The authors discuss five traditional methods of naturalistic observation:
- Interviews. Users explain tasks. Difficulty recalling tasks, impact of context, etc.
- Direct observation . Provides accurate data. Costly, time-consuming, disruptive.
- Self-report: recall surveys . Suffer from recall and selective reporting biases.
- Self-report: time diaries . User log items in journal as event occurs. Provide less biased data than recall surveys but are cumbersome for user and can impact activity.
- ESM/ESA. Experience sampling method (ESM) users a timing device to trigger self-reporting. Can be disruptive and irritating to users.

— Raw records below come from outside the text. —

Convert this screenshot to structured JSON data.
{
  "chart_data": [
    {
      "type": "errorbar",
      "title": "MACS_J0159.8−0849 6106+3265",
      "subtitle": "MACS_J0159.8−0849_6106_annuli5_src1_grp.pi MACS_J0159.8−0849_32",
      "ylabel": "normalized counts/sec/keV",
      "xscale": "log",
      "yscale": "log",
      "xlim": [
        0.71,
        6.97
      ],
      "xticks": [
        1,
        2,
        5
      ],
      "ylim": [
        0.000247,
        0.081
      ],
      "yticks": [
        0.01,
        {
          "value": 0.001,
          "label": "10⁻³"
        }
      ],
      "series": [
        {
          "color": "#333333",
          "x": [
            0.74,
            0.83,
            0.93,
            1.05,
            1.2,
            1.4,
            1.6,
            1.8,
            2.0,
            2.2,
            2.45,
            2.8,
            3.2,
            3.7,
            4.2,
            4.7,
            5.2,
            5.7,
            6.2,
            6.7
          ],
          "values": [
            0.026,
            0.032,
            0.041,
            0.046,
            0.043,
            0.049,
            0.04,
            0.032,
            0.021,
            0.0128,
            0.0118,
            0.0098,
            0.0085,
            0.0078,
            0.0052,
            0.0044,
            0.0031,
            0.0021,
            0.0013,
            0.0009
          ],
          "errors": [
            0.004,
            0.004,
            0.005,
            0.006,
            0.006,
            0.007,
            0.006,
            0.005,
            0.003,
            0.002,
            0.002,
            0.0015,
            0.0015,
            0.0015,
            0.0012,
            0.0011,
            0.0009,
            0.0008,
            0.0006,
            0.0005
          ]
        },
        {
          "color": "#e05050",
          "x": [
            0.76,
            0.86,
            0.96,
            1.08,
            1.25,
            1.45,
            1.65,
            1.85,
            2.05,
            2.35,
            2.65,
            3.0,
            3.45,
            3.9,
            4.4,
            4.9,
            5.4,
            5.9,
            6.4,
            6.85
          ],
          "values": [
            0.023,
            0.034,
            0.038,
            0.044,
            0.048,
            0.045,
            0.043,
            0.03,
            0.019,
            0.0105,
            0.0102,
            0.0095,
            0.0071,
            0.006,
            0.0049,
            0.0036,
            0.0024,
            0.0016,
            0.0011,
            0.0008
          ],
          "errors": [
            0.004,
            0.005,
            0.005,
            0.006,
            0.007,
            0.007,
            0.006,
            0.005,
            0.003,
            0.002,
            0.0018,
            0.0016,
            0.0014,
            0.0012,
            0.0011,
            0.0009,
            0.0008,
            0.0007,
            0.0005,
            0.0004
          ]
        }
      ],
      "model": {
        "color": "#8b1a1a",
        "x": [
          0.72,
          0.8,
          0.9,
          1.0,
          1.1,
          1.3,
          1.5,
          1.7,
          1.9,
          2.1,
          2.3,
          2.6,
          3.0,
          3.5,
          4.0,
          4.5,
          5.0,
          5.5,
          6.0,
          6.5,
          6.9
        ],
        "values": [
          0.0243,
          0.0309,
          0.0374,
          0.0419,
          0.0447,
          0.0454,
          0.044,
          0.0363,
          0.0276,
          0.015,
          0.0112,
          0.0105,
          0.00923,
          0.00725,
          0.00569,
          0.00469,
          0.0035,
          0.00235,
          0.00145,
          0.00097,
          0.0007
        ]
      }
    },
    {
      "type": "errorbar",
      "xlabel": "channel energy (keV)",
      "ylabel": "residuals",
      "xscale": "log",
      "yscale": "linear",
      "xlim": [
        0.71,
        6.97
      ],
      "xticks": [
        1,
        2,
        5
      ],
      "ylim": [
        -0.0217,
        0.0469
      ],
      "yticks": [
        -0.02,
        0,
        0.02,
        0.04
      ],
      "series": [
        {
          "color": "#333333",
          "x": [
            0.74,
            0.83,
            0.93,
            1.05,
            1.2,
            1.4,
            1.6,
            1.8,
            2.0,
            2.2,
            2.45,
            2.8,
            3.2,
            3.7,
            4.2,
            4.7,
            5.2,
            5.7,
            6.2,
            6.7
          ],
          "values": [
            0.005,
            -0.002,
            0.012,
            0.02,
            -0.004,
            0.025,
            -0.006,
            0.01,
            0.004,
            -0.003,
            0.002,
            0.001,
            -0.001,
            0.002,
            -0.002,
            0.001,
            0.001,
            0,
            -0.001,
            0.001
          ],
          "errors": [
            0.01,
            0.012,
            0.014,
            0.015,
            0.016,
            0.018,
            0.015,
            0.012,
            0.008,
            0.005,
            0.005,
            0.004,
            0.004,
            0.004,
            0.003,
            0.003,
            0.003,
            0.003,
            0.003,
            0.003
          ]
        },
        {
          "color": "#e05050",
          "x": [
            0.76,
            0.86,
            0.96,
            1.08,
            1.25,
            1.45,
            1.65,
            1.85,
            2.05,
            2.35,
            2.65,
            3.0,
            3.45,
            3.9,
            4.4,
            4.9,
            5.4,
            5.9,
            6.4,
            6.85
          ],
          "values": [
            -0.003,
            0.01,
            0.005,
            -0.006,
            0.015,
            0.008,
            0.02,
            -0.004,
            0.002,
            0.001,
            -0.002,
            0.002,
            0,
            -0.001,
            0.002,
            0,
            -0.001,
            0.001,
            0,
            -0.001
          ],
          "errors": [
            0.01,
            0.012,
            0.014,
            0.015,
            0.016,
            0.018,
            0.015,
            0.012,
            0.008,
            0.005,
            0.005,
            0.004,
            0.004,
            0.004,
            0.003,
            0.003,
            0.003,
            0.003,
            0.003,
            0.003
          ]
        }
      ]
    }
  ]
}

Seeking to improve user assessment techniques, the authors created tools. They authors believe that these tools (or a combination of tools) must:
- Measure a great deal of activity, over long periods of time, without being invasive
- Be easy to install and low in cost
- Minimize the burden on users (especially self-reporting)
The three tools include:
- Context-Aware Experience Sampling (CAES). The tool uses sensors to allow researchers to acquire feedback from users only in particular situations.
- Ubiquitous Environment State-Change Sensor System. This tool uses sensors installed in a user's environment to passively collect data by measuring user behaviors. This tool compliments the self-report data from CAES.
- Image-Based Experience Sampling. This tool uses sensing applications to trigger audio / video recording to observe user behaviors.